Skema 'War' Tiket Haji Masih Wacana, Calon Jemaah Diminta Tak Khawatir
Fachri Audhia Hafiez • 14 April 2026 17:42
Jakarta: Menteri Haji dan Umrah (Menhaj) M Irfan Yusuf memastikan skema perebutan atau war tiket haji masih dalam tahap wacana dan belum menjadi keputusan resmi. Ia meminta calon jemaah yang sudah mengantre selama belasan tahun untuk tidak khawatir, karena pemerintah menjamin hak antrean mereka tidak akan dihanguskan.
“Itu masih wacana. Jadi, jemaah enggak perlu takut lah nanti, ‘Saya sudah antre sepuluh tahun, kok dihanguskan?’ Enggak, enggak. Tidak ada,” ujar Irfan usai rapat kerja dengan Komisi VIII DPR di Senayan, Jakarta, dilansir Antara, Selasa, 14 April 2026.
Baca Juga :
Irfan menjelaskan bahwa gagasan tersebut muncul sebagai upaya mencari terobosan untuk memangkas masa tunggu jemaah haji Indonesia yang saat ini dinilai sudah terlalu panjang. Meski demikian, ia menekankan bahwa setiap skema baru memerlukan kajian mendalam bersama seluruh pemangku kepentingan, mulai dari legislatif hingga pelaku bisnis haji.
“Kita butuh terobosan-terobosan untuk memangkas antrean yang panjang ini. Banyak hal, banyak stakeholder yang harus kita bicarakan, dan ini bukan keputusan dalam waktu sebulan-dua bulan, ini pasti butuh waktu panjang,” jelasnya.
Menanggapi kritik dari sejumlah legislator, Irfan menyebut pemerintah tetap akan menggodok regulasi baru yang lebih tepat guna, meski kemungkinan besar tidak akan menggunakan istilah war tiket. Ia kembali menegaskan bahwa jemaah yang sudah masuk dalam daftar tunggu (waiting list) tetap menjadi prioritas pemerintah.
.jpeg)
Ilustrasi haji. Foto: Dok. Kementerian Agama.
“Cuma mungkin istilahnya bukan war tiket atau apalah istilahnya. Yang jelas antrean tidak akan kita hanguskan. Itu tetap, baik jemaah yang sudah antre lima tahun, sepuluh tahun, 15 tahun, enggak perlu khawatir,” tutur Irfan.

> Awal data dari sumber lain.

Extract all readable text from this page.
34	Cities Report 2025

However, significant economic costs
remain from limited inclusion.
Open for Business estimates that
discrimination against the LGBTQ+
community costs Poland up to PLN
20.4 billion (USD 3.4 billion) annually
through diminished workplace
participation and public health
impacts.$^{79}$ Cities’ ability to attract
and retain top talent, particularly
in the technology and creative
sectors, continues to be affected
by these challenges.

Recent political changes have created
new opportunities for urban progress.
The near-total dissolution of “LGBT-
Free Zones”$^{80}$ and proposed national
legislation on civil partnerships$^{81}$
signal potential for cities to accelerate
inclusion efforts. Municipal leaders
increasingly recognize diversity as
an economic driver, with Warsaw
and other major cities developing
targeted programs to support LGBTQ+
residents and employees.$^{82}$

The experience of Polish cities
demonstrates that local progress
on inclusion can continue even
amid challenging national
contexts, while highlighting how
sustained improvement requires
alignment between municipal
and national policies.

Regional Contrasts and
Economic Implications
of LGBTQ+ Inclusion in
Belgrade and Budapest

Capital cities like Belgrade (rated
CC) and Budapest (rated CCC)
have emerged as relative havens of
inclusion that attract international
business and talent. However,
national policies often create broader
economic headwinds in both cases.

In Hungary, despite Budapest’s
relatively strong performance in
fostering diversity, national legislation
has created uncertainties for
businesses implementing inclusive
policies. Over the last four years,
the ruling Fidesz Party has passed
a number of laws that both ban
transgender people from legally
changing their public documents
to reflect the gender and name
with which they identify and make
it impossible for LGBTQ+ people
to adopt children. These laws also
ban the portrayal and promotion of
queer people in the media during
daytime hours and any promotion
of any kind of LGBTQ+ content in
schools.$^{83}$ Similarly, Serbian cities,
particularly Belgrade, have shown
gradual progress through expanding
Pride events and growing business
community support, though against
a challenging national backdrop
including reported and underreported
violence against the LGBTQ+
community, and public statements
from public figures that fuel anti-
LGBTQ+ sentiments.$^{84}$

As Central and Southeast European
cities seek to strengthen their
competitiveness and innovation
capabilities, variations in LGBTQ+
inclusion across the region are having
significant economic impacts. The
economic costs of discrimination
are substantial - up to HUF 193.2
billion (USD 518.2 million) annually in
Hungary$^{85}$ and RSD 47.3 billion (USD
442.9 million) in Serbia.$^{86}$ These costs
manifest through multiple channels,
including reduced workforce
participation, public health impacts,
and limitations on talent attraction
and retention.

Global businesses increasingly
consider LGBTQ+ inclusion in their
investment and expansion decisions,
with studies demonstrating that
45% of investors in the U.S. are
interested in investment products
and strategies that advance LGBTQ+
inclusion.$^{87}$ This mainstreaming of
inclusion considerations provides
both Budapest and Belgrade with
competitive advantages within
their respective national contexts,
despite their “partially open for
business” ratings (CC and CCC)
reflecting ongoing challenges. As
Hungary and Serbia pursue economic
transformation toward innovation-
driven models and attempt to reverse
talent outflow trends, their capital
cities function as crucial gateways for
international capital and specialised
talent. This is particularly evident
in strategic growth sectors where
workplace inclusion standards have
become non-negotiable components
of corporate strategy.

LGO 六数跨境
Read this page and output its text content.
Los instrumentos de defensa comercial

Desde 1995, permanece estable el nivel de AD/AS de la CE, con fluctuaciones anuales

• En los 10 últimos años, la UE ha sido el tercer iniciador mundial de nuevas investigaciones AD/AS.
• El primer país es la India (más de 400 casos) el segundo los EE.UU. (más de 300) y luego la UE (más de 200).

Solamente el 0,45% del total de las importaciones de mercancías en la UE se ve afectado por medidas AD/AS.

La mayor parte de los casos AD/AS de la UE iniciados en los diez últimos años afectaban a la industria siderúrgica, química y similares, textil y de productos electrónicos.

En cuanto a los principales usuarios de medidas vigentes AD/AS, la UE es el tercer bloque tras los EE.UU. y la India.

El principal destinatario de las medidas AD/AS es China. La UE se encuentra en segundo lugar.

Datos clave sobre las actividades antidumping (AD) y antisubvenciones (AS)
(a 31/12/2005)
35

Selain mencari solusi internal, Pemerintah Indonesia juga tengah menjajaki kemungkinan penggunaan kuota haji dari negara tetangga yang tidak terserap maksimal. Namun, Irfan mengakui bahwa komunikasi dengan otoritas Arab Saudi terkait skema tersebut masih menemui tantangan.
“Itu sudah pernah kita jajaki, tapi pemerintah Saudi kayaknya masih belum welcome dengan pola yang ini. Nanti kita coba bicara lagi dengan pemerintah Saudi,” ucap Irfan.